Entretien

Pablo Larraín pour Maria : “Ce film m’a rendu plus libre”

04 février 2025
Par Lisa Muratore
Angelina Jolie incarne Maria Callas dans “Maria”.
Angelina Jolie incarne Maria Callas dans “Maria”. ©Pablo Larraín

Dans Maria, Pablo Larraín retrace les derniers jours de la cantatrice Maria Callas. À l’occasion de la sortie en salles de ce biopic, L’Éclaireur a rencontré le réalisateur afin d’évoquer le troisième chapitre d’un triptyque entamé avec Jackie en 2016.

On connaît votre travail sur Jackie et Spencer. Maintenant, vous vous attaquez à Maria Callas. Qu’est-ce qui distingue ce film des autres ? 

Je pense que ce qui différencie Maria des autres femmes que j’ai filmées, c’est le fait qu’elle soit une artiste. C’était une vraie musicienne. Ce qui est fascinant avec Maria Callas, c’est qu’elle a fini par incarner dans la vraie vie les tragédies qu’elle a interprétées sur scène. Elle a vécu une vie hors norme, mais ce qui rend ce film si particulier dans l’univers que j’ai développé, c’est la musique

Vous semblez avoir plus d’empathie pour Maria Callas que pour vos précédents personnages. Est-ce parce qu’en tant que cinéaste et artiste vous vous identifiez davantage à sa trajectoire ? 
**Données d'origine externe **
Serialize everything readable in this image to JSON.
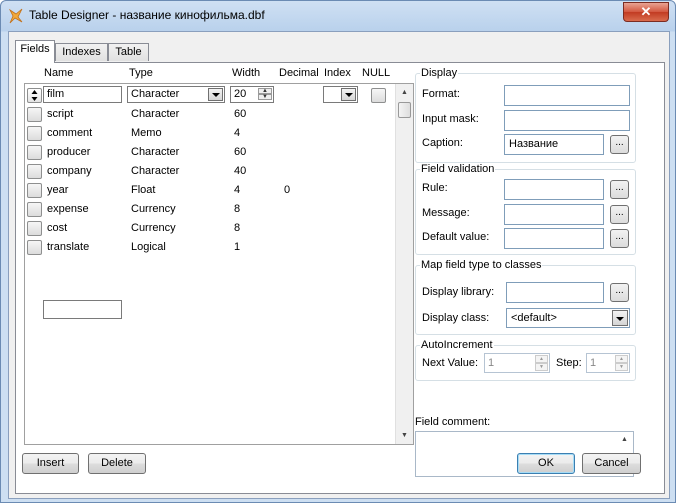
{
  "window": {
    "title": "Table Designer - название кинофильма.dbf",
    "close_glyph": "✕"
  },
  "tabs": [
    {
      "label": "Fields"
    },
    {
      "label": "Indexes"
    },
    {
      "label": "Table"
    }
  ],
  "grid": {
    "headers": {
      "name": "Name",
      "type": "Type",
      "width": "Width",
      "decimal": "Decimal",
      "index": "Index",
      "null": "NULL"
    },
    "editing": {
      "name": "film",
      "type": "Character",
      "width": "20"
    },
    "rows": [
      {
        "name": "script",
        "type": "Character",
        "width": "60",
        "decimal": ""
      },
      {
        "name": "comment",
        "type": "Memo",
        "width": "4",
        "decimal": ""
      },
      {
        "name": "producer",
        "type": "Character",
        "width": "60",
        "decimal": ""
      },
      {
        "name": "company",
        "type": "Character",
        "width": "40",
        "decimal": ""
      },
      {
        "name": "year",
        "type": "Float",
        "width": "4",
        "decimal": "0"
      },
      {
        "name": "expense",
        "type": "Currency",
        "width": "8",
        "decimal": ""
      },
      {
        "name": "cost",
        "type": "Currency",
        "width": "8",
        "decimal": ""
      },
      {
        "name": "translate",
        "type": "Logical",
        "width": "1",
        "decimal": ""
      }
    ]
  },
  "display": {
    "title": "Display",
    "format_label": "Format:",
    "format_value": "",
    "input_mask_label": "Input mask:",
    "input_mask_value": "",
    "caption_label": "Caption:",
    "caption_value": "Название"
  },
  "validation": {
    "title": "Field validation",
    "rule_label": "Rule:",
    "message_label": "Message:",
    "default_label": "Default value:"
  },
  "mapping": {
    "title": "Map field type to classes",
    "library_label": "Display library:",
    "library_value": "",
    "class_label": "Display class:",
    "class_value": "<default>"
  },
  "autoincrement": {
    "title": "AutoIncrement",
    "next_label": "Next Value:",
    "next_value": "1",
    "step_label": "Step:",
    "step_value": "1"
  },
  "comment": {
    "label": "Field comment:",
    "value": ""
  },
  "buttons": {
    "insert": "Insert",
    "delete": "Delete",
    "ok": "OK",
    "cancel": "Cancel",
    "ellipsis": "..."
  }
}
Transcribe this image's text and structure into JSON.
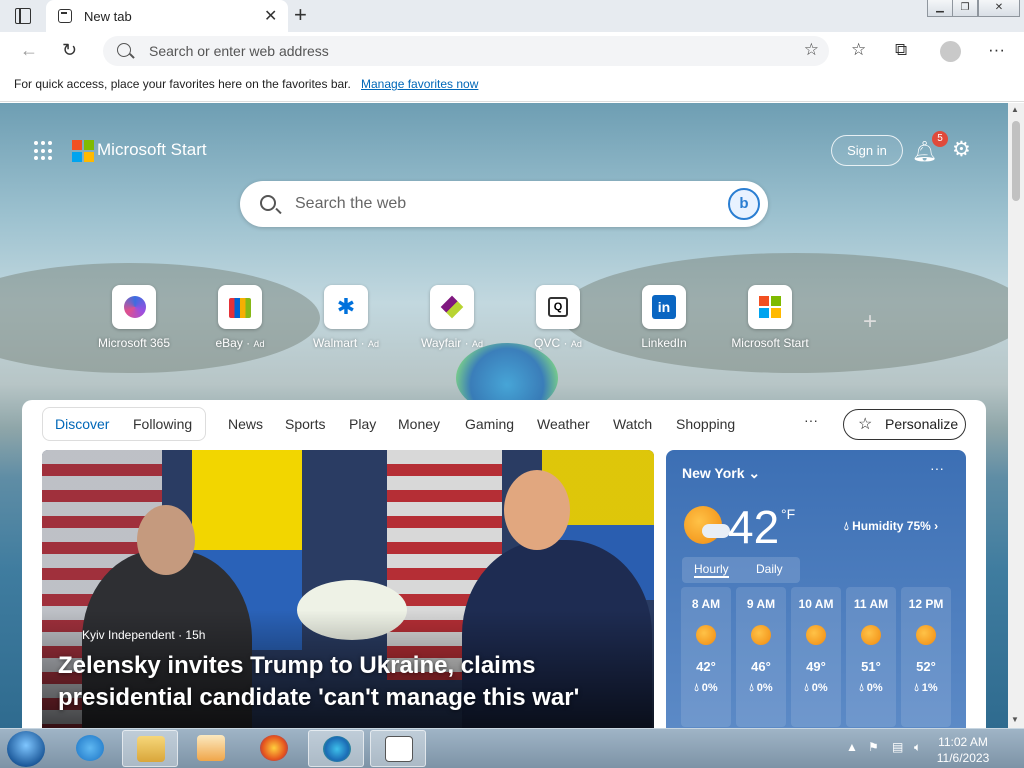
{
  "browser": {
    "tab_title": "New tab",
    "address_placeholder": "Search or enter web address",
    "favbar_text": "For quick access, place your favorites here on the favorites bar.",
    "favbar_link": "Manage favorites now"
  },
  "start": {
    "brand": "Microsoft Start",
    "sign_in": "Sign in",
    "notification_count": "5",
    "search_placeholder": "Search the web",
    "quick_links": [
      {
        "label": "Microsoft 365",
        "ad": ""
      },
      {
        "label": "eBay",
        "ad": "Ad"
      },
      {
        "label": "Walmart",
        "ad": "Ad"
      },
      {
        "label": "Wayfair",
        "ad": "Ad"
      },
      {
        "label": "QVC",
        "ad": "Ad"
      },
      {
        "label": "LinkedIn",
        "ad": ""
      },
      {
        "label": "Microsoft Start",
        "ad": ""
      }
    ]
  },
  "feed": {
    "tabs": [
      "Discover",
      "Following",
      "News",
      "Sports",
      "Play",
      "Money",
      "Gaming",
      "Weather",
      "Watch",
      "Shopping"
    ],
    "more": "···",
    "personalize": "Personalize",
    "hero": {
      "source": "Kyiv Independent · 15h",
      "headline": "Zelensky invites Trump to Ukraine, claims presidential candidate 'can't manage this war'"
    }
  },
  "weather": {
    "city": "New York",
    "temp": "42",
    "unit": "°F",
    "humidity": "Humidity 75%",
    "tabs": [
      "Hourly",
      "Daily"
    ],
    "hourly": [
      {
        "time": "8 AM",
        "temp": "42°",
        "precip": "0%"
      },
      {
        "time": "9 AM",
        "temp": "46°",
        "precip": "0%"
      },
      {
        "time": "10 AM",
        "temp": "49°",
        "precip": "0%"
      },
      {
        "time": "11 AM",
        "temp": "51°",
        "precip": "0%"
      },
      {
        "time": "12 PM",
        "temp": "52°",
        "precip": "1%"
      }
    ]
  },
  "taskbar": {
    "time": "11:02 AM",
    "date": "11/6/2023"
  }
}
Je pense que cette empathie vient avant tout d’une certaine sensibilité. Ce film est plein d’émotions. Je pense que Maria avait une sensibilité particulière et qu’elle s’est métamorphosée à travers sa musique. Je laisse cette idée d’empathie aux spectateurs, mais je tiens vraiment à elle en tant que cinéaste. Ceci m’a poussé à m’intéresser à elle, sans pour autant la comprendre complètement.
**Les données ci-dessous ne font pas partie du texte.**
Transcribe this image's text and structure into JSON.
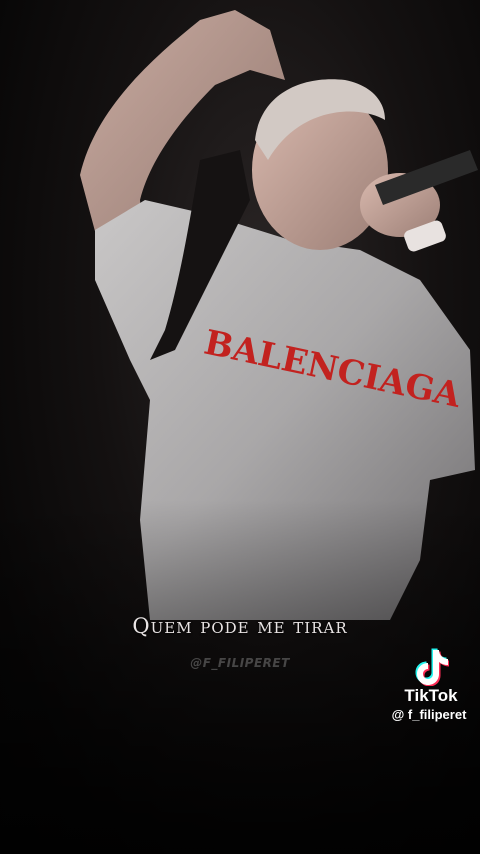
{
  "video": {
    "shirt_text": "BALENCIAGA",
    "caption": "Quem pode me tirar",
    "watermark": "@F_FILIPERET"
  },
  "tiktok": {
    "logo_icon": "tiktok-logo-icon",
    "brand": "TikTok",
    "username": "@ f_filiperet"
  }
}
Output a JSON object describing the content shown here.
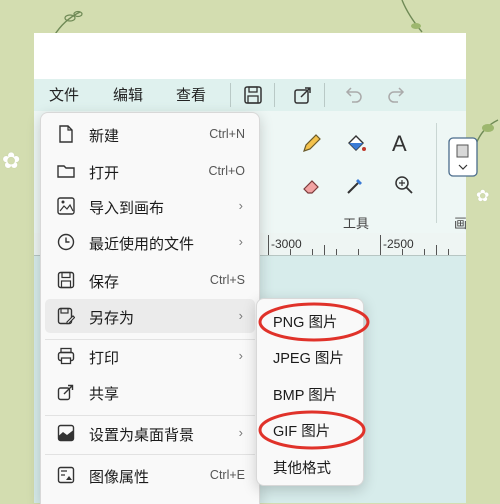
{
  "menubar": {
    "file": "文件",
    "edit": "编辑",
    "view": "查看"
  },
  "toolbar_icons": [
    "save-icon",
    "share-icon",
    "undo-icon",
    "redo-icon"
  ],
  "ribbon": {
    "tools_group_label": "工具",
    "image_group_label": "画",
    "text_tool_glyph": "A"
  },
  "ruler": {
    "labels": [
      "-3000",
      "-2500"
    ]
  },
  "file_menu": {
    "items": [
      {
        "label": "新建",
        "shortcut": "Ctrl+N",
        "icon": "new-file-icon"
      },
      {
        "label": "打开",
        "shortcut": "Ctrl+O",
        "icon": "folder-icon"
      },
      {
        "label": "导入到画布",
        "shortcut": "",
        "icon": "import-image-icon"
      },
      {
        "label": "最近使用的文件",
        "shortcut": "",
        "icon": "clock-icon"
      },
      {
        "label": "保存",
        "shortcut": "Ctrl+S",
        "icon": "save-icon"
      },
      {
        "label": "另存为",
        "shortcut": "",
        "icon": "save-as-icon"
      },
      {
        "label": "打印",
        "shortcut": "",
        "icon": "printer-icon"
      },
      {
        "label": "共享",
        "shortcut": "",
        "icon": "share-icon"
      },
      {
        "label": "设置为桌面背景",
        "shortcut": "",
        "icon": "desktop-background-icon"
      },
      {
        "label": "图像属性",
        "shortcut": "Ctrl+E",
        "icon": "image-properties-icon"
      }
    ]
  },
  "save_as_submenu": {
    "items": [
      "PNG 图片",
      "JPEG 图片",
      "BMP 图片",
      "GIF 图片",
      "其他格式"
    ]
  },
  "colors": {
    "highlight_circle": "#e0322a",
    "menubar_bg": "#dff1ee",
    "background": "#d3ddb0"
  }
}
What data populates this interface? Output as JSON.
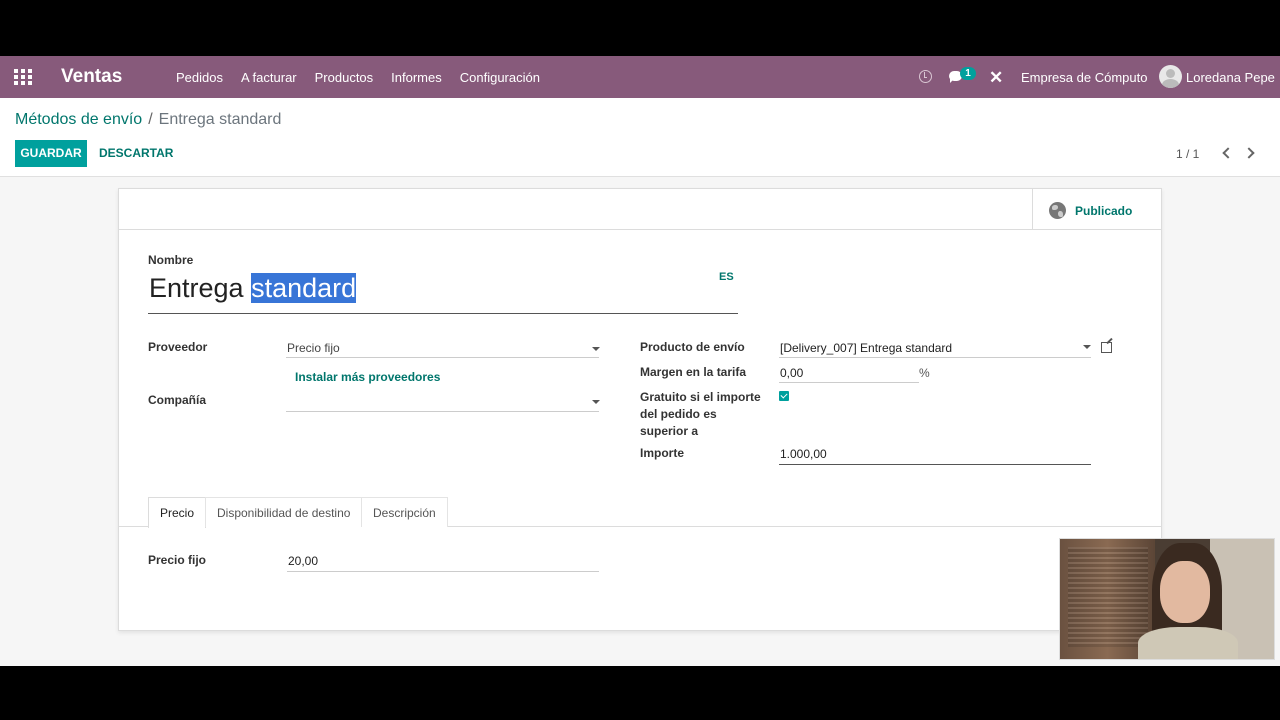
{
  "navbar": {
    "app_name": "Ventas",
    "menu": [
      "Pedidos",
      "A facturar",
      "Productos",
      "Informes",
      "Configuración"
    ],
    "message_count": "1",
    "company": "Empresa de Cómputo",
    "user": "Loredana Pepe"
  },
  "breadcrumb": {
    "parent": "Métodos de envío",
    "separator": "/",
    "current": "Entrega standard"
  },
  "actions": {
    "save": "GUARDAR",
    "discard": "DESCARTAR"
  },
  "pager": {
    "value": "1 / 1"
  },
  "form": {
    "published_label": "Publicado",
    "name_label": "Nombre",
    "name_value_plain": "Entrega ",
    "name_value_selected": "standard",
    "lang": "ES",
    "provider_label": "Proveedor",
    "provider_value": "Precio fijo",
    "install_more": "Instalar más proveedores",
    "company_label": "Compañía",
    "company_value": "",
    "delivery_product_label": "Producto de envío",
    "delivery_product_value": "[Delivery_007] Entrega standard",
    "margin_label": "Margen en la tarifa",
    "margin_value": "0,00",
    "margin_unit": "%",
    "free_label": "Gratuito si el importe del pedido es superior a",
    "free_checked": true,
    "amount_label": "Importe",
    "amount_value": "1.000,00"
  },
  "tabs": [
    "Precio",
    "Disponibilidad de destino",
    "Descripción"
  ],
  "price_tab": {
    "fixed_price_label": "Precio fijo",
    "fixed_price_value": "20,00"
  }
}
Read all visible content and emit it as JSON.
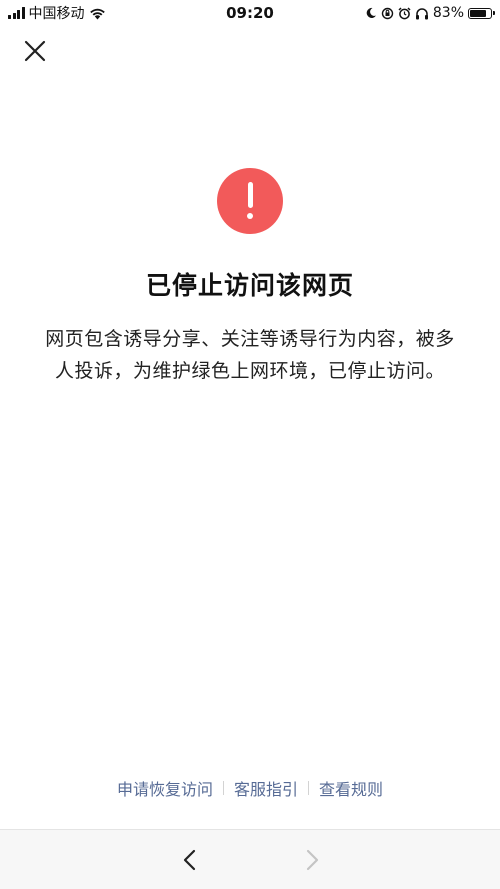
{
  "status_bar": {
    "carrier": "中国移动",
    "time": "09:20",
    "battery_percent": "83%",
    "battery_level": 0.83,
    "icons": [
      "signal-icon",
      "wifi-icon",
      "moon-icon",
      "orientation-lock-icon",
      "alarm-icon",
      "headphones-icon",
      "battery-icon"
    ]
  },
  "header": {
    "close_icon": "close-icon"
  },
  "main": {
    "icon": "exclamation-icon",
    "icon_color": "#f25a5a",
    "title": "已停止访问该网页",
    "description": "网页包含诱导分享、关注等诱导行为内容，被多人投诉，为维护绿色上网环境，已停止访问。"
  },
  "footer": {
    "links": [
      "申请恢复访问",
      "客服指引",
      "查看规则"
    ],
    "link_color": "#576b95"
  },
  "nav_bar": {
    "back_icon": "chevron-left-icon",
    "forward_icon": "chevron-right-icon"
  }
}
Angelina Jolie dans Maria. ©Pablo Larraín

Travailler sur un personnage qu’on ne comprend pas, c’est très intrigant comme processus. Créativement, ceci vous pousse à vous dépasser. Il y a quelque chose de brisé en elle, elle s’autodétruit, quelque part. C’est ce que j’ai aussi essayé de capturer dans mon film. C’est un processus à la fois intime et très motivant.

Êtes-vous finalement parvenu à comprendre Maria Callas grâce à ce film ? 

Non, toujours pas ! [Rires] Pour me préparer à ce biopic, j’ai bien sûr lu beaucoup de biographies, regardé des documentaires et j’ai écouté sa musique. Malgré ça, ça a toujours été compliqué de cerner qui elle était vraiment, non seulement car elle contrôlait beaucoup son image publique, mais aussi car il y avait chez elle quelque chose de mystérieux et d’énigmatique. C’est la raison pour laquelle je ne crois pas aux biopics, c’est une fantaisie. Pour moi, Maria Callas a cherché toute sa vie à savoir qui elle était à travers sa musique. Cela rend le processus de recherche compliqué pour nous, nous ne pourrons finalement jamais vraiment capturer son essence.

Le fait de s’attaquer à l’art à travers son personnage sur ce film a-t-il changé votre vision de l’art en général ? 

Bien sûr ! En travaillant sur l’un des aspects les plus abstraits de l’art, c’est-à-dire la musique, je pense que ce film m’a rendu plus libre. Quand on travaille sur le lien entre l’humain et la musique, il y a toujours quelque chose d’insaisissable. Une fois que l’on a compris cela, alors tout devient plus facile : vous arrêtez de chercher absolument la vérité pour vous concentrer sur l’émotion et l’expérience musicale. Car, encore une fois, ce film est basé seulement sur la musique. 

Maria, au cinéma le 5 février 2025.©Pablo Larraín

Le film explore la notion de perfection et notamment la perfection féminine. Dans un sens, cela résonne avec notre époque vis-à-vis de ce qu’on attend des femmes. Est-ce également l’une des raisons qui vous ont poussé à explorer la vie de La Callas ? 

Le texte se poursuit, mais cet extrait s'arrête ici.